10. お帰りとただいま

 いつもなら早足で通り過ぎる道を、真衣と一緒にゆっくりと進む。真衣は話し出したら止まらないので、景色を意識せずにいられて、ちょうどいい。

 駅からいつもより時間がかかり、およそ15分ほどで見慣れた赤い屋根が見えてくる。


 赤い屋根に、壁の上半分がクリーム色、下半分がレンガ調の一軒家が我が家だ。

 とても可愛らしい外観の家で、亡くなったお母さんの趣味だと聞いた。

 今では手のかからない緑しか植えられていない花壇に、昔は色とりどりの花を植えていたそうだ。


 そういったことは全て鈴木のおじさんやおばさんに教わった。

 お母さんの生前の写真や、その頃の我が家の写真は、お父さんが処分してしまったのか見たことがない。

 でも、伝え聞く話や家の趣味で判断する限りでは、お母さんは可愛らしい人だったのかもしれないと想像している。


 お母さんがこの家で過ごしたのはわずか半年ほどだ。私が幼稚園に上がる前に家が完成し、幼稚園に上がってしばらくした頃、事故にあい帰らぬ人となった。

 その日、私はお隣の鈴木家に預けられていたおかげで、難を逃れたらしい。

 もしもその時、お母さんと一緒に出かけて、事故に巻き込まれていれば……なんてことを考えてしまうことはある。

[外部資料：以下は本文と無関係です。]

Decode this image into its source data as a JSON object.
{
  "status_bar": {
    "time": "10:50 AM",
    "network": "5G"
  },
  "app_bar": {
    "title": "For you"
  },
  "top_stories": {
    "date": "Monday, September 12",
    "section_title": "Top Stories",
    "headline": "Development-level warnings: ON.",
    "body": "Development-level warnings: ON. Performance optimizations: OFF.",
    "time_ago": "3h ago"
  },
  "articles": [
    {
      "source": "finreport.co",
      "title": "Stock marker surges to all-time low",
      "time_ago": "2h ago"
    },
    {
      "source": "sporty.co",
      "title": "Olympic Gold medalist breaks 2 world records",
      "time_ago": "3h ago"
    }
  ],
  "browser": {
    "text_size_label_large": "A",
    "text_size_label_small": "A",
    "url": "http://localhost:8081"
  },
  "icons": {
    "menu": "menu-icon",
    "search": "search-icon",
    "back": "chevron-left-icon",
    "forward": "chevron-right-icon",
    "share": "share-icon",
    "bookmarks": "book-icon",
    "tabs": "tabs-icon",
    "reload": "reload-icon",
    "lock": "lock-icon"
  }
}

 幸せというものがわからず、生きている意味が見出せないんだ。

 だから、ときどき。本当にときどきだけど、お母さんと一緒に死んでも良かったのに、と思ってしまう。


 でも、そうしたら、こうやって真衣と過ごすことはなかったのよね。

 隣で笑う真衣を見ていると、こんな人生も悪くないのかなと思えるので、私の人生にも幸せがあるとすれば、鈴木家の隣に住んでいることなのかもしれない。


 私は家の前で一瞬迷ってから、インターフォンを押して、鍵を開けた。

 自分の家のインターフォンを鳴らす必要はないけど、いきなり開けたら、崇さんが泥棒か何かと間違うかもしれないと思ったのだ。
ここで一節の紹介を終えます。